Farewell to the ramshackle Waca, often a graveyard of English Ashes hopes

Even when empty, a stroll around the Waca is an evocative one. Though the seats are sun-bleached, the paint peels off in many places and the slightly ramshackle facilities are a throwback to the past, this outgoing Ashes venue still feels mighty special.

Before arriving, the first thing you spot while walking down Hay Street or Adelaide Terrace, perhaps with a detour through the pretty Queens Gardens, are the six imposing floodlights.
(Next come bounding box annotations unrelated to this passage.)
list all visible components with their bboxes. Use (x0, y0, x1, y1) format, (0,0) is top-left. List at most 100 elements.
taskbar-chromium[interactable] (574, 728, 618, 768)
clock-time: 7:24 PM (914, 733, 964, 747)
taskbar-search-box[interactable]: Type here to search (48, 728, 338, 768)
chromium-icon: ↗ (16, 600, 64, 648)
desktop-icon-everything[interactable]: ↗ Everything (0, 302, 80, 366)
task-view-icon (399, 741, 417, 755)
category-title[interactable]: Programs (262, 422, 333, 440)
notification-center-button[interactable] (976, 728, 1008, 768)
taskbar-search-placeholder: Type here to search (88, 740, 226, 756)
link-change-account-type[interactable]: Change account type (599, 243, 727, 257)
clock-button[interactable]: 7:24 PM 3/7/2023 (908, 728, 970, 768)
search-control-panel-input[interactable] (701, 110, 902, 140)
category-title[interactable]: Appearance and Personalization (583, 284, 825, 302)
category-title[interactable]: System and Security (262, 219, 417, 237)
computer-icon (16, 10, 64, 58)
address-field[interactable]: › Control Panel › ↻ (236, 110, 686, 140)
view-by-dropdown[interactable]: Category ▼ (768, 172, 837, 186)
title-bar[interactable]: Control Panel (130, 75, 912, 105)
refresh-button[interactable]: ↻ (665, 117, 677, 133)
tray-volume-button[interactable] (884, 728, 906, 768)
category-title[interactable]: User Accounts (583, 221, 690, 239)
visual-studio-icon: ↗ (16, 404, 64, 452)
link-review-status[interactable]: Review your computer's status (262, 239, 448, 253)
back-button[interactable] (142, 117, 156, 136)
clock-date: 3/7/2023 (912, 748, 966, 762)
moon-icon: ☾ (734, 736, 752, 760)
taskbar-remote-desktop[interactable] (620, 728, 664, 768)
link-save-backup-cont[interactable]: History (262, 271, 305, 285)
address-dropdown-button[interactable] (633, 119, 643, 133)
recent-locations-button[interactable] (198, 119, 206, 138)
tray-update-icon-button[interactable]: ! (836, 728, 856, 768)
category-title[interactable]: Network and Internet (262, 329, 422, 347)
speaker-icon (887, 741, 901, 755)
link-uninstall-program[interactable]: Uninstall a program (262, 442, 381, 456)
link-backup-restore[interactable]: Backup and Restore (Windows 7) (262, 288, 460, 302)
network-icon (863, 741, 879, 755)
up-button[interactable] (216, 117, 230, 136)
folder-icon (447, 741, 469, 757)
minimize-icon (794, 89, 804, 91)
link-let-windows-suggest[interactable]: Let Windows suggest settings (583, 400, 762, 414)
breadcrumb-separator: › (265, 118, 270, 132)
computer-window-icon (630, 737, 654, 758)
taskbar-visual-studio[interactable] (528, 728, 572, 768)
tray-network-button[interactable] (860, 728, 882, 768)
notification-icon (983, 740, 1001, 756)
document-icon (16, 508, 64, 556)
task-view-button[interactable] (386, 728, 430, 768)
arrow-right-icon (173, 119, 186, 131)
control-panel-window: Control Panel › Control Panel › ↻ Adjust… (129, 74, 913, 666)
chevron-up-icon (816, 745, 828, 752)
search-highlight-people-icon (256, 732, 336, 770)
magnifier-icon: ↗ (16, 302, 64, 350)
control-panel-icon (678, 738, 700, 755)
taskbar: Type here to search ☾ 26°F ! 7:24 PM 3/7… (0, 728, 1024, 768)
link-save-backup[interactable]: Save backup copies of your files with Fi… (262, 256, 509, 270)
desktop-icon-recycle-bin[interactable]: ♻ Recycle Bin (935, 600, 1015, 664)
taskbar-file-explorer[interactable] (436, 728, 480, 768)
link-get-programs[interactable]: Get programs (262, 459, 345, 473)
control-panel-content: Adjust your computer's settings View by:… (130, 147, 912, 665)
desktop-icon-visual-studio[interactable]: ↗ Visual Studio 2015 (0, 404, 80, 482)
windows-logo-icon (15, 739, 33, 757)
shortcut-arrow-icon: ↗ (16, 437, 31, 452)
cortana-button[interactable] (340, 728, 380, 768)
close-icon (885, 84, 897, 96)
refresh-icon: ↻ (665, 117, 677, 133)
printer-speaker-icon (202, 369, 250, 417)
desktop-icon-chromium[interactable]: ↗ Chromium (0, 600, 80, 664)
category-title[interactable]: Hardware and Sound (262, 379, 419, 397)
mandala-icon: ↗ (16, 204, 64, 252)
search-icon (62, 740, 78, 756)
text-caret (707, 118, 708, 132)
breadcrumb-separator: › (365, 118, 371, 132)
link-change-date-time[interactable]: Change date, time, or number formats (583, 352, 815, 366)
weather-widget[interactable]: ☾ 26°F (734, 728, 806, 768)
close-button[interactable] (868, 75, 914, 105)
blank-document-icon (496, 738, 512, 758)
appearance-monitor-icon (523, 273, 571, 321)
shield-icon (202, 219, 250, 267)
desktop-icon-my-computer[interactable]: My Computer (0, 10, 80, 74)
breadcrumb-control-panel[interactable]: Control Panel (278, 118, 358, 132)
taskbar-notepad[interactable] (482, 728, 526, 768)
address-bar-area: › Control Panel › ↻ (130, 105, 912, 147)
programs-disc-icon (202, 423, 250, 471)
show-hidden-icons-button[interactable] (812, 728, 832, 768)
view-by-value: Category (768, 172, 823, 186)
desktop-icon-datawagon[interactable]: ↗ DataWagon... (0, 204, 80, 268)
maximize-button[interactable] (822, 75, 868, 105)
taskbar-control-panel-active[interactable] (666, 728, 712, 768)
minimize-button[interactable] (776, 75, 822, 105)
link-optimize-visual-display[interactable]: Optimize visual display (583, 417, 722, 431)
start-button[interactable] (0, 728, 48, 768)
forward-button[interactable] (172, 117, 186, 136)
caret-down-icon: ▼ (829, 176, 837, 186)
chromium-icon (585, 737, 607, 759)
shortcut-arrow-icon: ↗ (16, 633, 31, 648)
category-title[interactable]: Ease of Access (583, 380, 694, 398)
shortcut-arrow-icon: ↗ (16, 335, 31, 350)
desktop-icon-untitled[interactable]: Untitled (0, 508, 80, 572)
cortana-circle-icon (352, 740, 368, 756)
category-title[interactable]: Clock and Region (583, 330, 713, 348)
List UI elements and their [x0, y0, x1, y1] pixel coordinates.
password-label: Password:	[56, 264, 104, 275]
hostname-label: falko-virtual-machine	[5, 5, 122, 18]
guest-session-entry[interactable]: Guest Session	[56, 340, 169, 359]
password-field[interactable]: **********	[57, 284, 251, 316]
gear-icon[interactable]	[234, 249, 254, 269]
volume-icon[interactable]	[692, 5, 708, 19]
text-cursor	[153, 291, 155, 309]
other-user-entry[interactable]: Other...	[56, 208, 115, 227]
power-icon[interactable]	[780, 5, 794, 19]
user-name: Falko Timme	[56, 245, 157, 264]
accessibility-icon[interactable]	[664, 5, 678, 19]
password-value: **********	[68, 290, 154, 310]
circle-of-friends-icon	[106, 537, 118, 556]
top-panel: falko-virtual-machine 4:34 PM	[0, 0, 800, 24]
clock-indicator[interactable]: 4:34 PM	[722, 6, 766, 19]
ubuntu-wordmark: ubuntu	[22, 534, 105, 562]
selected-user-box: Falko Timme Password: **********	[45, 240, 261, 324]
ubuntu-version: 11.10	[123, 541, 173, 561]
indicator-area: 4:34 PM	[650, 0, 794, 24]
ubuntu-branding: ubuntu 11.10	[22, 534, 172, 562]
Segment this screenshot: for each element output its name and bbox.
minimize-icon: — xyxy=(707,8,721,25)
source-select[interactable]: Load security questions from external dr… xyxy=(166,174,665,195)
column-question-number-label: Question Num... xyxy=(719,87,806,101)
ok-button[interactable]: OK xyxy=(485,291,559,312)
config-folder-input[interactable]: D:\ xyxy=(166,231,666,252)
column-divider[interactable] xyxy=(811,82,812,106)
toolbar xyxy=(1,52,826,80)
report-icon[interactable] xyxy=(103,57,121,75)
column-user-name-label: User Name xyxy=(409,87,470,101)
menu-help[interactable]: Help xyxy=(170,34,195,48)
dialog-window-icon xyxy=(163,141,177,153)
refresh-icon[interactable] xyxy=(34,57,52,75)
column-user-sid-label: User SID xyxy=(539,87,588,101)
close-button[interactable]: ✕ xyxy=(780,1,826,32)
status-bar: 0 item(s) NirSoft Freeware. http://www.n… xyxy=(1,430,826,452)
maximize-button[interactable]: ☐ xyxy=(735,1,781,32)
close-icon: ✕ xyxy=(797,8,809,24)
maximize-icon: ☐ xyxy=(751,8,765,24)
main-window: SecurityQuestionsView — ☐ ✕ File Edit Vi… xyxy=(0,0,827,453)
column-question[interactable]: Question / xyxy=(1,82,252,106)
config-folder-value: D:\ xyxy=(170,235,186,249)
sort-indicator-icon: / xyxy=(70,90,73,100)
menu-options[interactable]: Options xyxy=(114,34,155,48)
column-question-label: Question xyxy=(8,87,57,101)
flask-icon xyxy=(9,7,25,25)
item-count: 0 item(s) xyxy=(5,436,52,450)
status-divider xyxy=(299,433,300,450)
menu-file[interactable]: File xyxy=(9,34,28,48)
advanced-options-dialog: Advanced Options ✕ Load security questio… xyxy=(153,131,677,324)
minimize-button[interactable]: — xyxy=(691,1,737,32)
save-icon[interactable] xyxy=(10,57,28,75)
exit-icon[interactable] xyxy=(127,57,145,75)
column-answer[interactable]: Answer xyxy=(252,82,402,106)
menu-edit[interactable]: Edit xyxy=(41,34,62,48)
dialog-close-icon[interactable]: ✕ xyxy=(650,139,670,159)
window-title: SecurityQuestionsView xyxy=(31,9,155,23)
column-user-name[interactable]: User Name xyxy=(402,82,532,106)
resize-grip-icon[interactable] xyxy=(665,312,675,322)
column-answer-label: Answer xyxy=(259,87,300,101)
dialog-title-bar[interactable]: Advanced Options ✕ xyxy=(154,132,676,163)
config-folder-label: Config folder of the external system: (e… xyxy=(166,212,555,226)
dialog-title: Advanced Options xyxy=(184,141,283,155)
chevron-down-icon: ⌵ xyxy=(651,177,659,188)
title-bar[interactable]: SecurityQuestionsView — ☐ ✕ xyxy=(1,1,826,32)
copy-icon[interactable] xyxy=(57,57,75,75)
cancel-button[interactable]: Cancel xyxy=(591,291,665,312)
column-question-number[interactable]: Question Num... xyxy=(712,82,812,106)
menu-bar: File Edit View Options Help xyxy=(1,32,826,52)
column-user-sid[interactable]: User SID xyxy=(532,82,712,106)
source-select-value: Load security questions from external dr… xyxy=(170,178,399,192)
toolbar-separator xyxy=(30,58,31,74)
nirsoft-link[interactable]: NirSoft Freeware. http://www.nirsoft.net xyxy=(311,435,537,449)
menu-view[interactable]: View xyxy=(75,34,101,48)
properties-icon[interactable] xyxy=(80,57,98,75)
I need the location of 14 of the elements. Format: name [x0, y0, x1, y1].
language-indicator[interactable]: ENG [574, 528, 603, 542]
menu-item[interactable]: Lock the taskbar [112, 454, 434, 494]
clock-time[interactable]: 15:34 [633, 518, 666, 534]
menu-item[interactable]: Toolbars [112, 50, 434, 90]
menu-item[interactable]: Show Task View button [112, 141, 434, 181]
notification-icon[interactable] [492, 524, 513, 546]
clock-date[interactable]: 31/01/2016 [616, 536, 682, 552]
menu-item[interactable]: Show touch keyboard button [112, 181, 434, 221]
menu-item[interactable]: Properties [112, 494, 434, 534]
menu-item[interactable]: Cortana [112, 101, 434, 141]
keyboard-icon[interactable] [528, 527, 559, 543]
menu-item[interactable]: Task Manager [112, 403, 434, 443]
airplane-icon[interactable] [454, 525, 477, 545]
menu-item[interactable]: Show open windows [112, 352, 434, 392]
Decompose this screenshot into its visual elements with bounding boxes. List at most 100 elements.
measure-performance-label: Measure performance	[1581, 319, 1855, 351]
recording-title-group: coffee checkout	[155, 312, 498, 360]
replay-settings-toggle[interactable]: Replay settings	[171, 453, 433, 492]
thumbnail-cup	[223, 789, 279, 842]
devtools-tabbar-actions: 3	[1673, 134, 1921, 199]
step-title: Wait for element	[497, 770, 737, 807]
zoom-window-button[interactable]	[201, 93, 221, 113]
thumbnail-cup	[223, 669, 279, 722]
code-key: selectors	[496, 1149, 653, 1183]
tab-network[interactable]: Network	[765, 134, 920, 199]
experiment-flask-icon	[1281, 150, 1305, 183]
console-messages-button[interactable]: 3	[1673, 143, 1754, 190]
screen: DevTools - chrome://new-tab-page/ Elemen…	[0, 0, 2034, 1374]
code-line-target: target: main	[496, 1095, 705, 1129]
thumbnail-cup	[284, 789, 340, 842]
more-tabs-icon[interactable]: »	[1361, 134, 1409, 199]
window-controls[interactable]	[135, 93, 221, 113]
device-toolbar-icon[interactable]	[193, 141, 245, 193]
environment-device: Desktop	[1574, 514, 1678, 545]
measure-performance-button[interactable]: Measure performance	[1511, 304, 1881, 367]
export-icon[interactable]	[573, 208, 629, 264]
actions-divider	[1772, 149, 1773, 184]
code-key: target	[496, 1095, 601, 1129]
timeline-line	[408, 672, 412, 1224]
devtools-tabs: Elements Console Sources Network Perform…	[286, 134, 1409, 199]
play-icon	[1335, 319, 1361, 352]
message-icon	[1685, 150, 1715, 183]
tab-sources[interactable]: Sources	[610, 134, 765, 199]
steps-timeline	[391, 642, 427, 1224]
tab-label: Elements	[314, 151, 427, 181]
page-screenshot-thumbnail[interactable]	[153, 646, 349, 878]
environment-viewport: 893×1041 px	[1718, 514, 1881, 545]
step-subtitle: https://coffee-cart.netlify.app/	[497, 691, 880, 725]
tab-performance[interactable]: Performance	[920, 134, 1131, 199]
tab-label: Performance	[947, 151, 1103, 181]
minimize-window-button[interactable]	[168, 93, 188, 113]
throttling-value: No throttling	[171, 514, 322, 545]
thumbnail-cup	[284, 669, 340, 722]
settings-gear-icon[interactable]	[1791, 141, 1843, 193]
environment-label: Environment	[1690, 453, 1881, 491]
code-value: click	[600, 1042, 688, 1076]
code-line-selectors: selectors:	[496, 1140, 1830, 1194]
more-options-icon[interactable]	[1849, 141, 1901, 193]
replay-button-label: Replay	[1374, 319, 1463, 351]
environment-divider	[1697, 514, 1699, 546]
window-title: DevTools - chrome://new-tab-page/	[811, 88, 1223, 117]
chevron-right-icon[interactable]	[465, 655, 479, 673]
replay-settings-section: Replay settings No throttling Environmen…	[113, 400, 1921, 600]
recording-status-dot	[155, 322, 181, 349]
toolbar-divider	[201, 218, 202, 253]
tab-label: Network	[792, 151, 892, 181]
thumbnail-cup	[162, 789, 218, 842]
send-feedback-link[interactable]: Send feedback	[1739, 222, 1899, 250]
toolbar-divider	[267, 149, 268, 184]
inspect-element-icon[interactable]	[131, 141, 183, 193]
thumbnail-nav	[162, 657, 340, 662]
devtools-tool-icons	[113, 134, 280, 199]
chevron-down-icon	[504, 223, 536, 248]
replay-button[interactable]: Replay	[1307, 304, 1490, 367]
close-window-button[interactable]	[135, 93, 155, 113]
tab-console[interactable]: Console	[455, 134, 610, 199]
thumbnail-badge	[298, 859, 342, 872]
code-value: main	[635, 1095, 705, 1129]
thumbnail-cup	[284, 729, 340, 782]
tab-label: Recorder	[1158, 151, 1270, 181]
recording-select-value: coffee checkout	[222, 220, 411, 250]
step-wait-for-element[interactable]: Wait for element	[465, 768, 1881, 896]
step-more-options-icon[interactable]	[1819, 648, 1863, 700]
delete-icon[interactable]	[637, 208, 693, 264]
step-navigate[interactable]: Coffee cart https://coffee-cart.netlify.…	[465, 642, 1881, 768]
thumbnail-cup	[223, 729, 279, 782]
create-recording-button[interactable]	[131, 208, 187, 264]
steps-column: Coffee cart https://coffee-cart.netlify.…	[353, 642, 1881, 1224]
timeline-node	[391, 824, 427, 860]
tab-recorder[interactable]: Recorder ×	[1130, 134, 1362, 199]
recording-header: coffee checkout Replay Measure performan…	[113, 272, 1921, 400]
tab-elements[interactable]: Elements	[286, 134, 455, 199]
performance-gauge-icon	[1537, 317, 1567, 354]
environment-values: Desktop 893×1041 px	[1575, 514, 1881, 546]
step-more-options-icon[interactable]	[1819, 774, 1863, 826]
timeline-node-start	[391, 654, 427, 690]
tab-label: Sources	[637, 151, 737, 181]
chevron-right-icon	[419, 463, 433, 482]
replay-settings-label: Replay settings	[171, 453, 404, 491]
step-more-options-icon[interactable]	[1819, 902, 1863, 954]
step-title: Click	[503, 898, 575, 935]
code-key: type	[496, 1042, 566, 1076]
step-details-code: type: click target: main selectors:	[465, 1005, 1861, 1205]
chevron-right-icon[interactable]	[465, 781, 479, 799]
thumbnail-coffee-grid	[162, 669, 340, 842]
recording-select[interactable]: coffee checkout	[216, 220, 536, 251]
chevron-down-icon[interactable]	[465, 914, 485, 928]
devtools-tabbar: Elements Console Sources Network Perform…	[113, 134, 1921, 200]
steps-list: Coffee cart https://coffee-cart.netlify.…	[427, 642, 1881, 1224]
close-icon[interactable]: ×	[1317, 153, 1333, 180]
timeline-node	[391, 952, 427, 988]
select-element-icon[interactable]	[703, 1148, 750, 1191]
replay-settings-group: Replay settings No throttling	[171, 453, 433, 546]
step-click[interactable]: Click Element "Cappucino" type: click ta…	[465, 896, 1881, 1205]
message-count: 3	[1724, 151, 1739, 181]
Each one becomes more and more like a giant Iron Man (Ted Hughes, not Marvel) staring down on the crisp, green outfield as you pitch up and enter through the gates.

Up on the rickety old scoreboard, on non-match days, sit the names of Western Australia’s team of the 20th century (plus a 12th man) from down the years: G Marsh, Wood, Langer, Inverarity, K Hughes, Shepherd, Moody, Yardley, McKenzie, Lillee, R Marsh (wk) and Alderman – these are the giants upon whose shoulders modern local players stand.

Park up on one of the exposed grassed banks that have roasted many a supporter over the years and past deeds of derring-do come to mind. It is a stage of many highlights, from Adam Gilchrist’s 57-ball hundred to Curtly Ambrose’s spell of seven for one, Doug Walters hooking the final ball from Bob Willis for six to complete a century in a session, Dennis Lillee’s many bravura bowling performances (or his aluminium bat) through to Ryan Harris trimming Alastair Cook’s off bail with a pearler four years ago.

Cricket has been played on this reclaimed swamp land since 1890 but Western Australia needed first rail and then air links to truly enter the fold. And thus Perth is in fact relatively young when it comes to hosting men’s Test matches, with its first in 1970 (although the women, as ever, were slightly ahead with Australia and England meeting here in 1958).

From there it gained a reputation as the fastest pitch in the world, with the button-down shirt machismo of Lillee and Jeff Thomson terrorising touring batsman – just ask David Lloyd, he of the split box in 1974-75 – and the lineage of Australian quicks to enjoy it continued through to Merv Hughes, Glenn McGrath, Brett Lee and Mitchell Johnson to name but a few.

A relaid square in the late 1980s may have seen some of the pace lost but try telling that to batsmen since, with Justin Langer – one of the Waca greats – recalling the experience of facing Pakistan’s Shoaib Akhtar on a flyer in 2004. “Ricky Ponting and I were just laughing our heads off, because we could have got a single every ball given how far Moin Khan, the wicketkeeper, was standing back. I was very happy letting the captain take the strike. When you’re batting at the end with the sea breeze behind the bowler, you feel alive.”

Swing bowlers such as Terry Alderman and Damien Fleming prospered, too, and while spinners have not always come to the fore – it was the one Australian ground upon which Shane Warne did not claim a five-for – batsmen have still been able to tuck in, with the Waca the scene of Matthew Hayden’s then world record 380 against Zimbabwe in 2003 and David Warner now heading to a ground where he averages 89, including three Test centuries.

But this week the Waca plays host to its final Ashes Test. Sitting to the east, across the Swan River and visible from the Lillee-Marsh Stand, is the new Aus$1.5bn Optus Stadium. It is a hulking 60,000-capacity arena that will soon take over hosting the highest-profile cricket matches and, provided funds arrive, the Waca (23,000 at best) will be revamped, but downsized, to become a boutique venue for less marketable opposition.

“It’s evolution,” John Inverarity, the former WA captain and Australian selector, whose name sits on that scoreboard, says. “There’s a new stadium and why wouldn’t you play big audience matches there? I feel less concerned than some. The Waca was my life for many years but I think the stadium will be right for the comfort of fans.”

Thursday’s third Test will be an Ashes swansong that almost wasn’t, too. Had the snazzy new bowl in Burswood met its deadline, and not seen its curtain-raiser put back to January for the fifth one-day international of this tour, the Waca would have simply drifted out of Ashes cricket without a chance for one last visit from the Fremantle Doctor, the afternoon wind that provides respite for fielding sides or those frazzling in the old stands that offer little shade.

Though England Lions will take on Perth Scorchers in two Twenty20 friendlies at the Optus this week, the senior team instead get one final Test at a venue that, with nine defeats and just one win from 13 visits, represents their least productive of those in double figures.

Sitting 2-0 down with three to play, it has been already heavily noted that history is not on the side of Joe Root’s tourists. But whatever the result, they can say they were part of it this week as Ashes cricket says farewell to the Waca.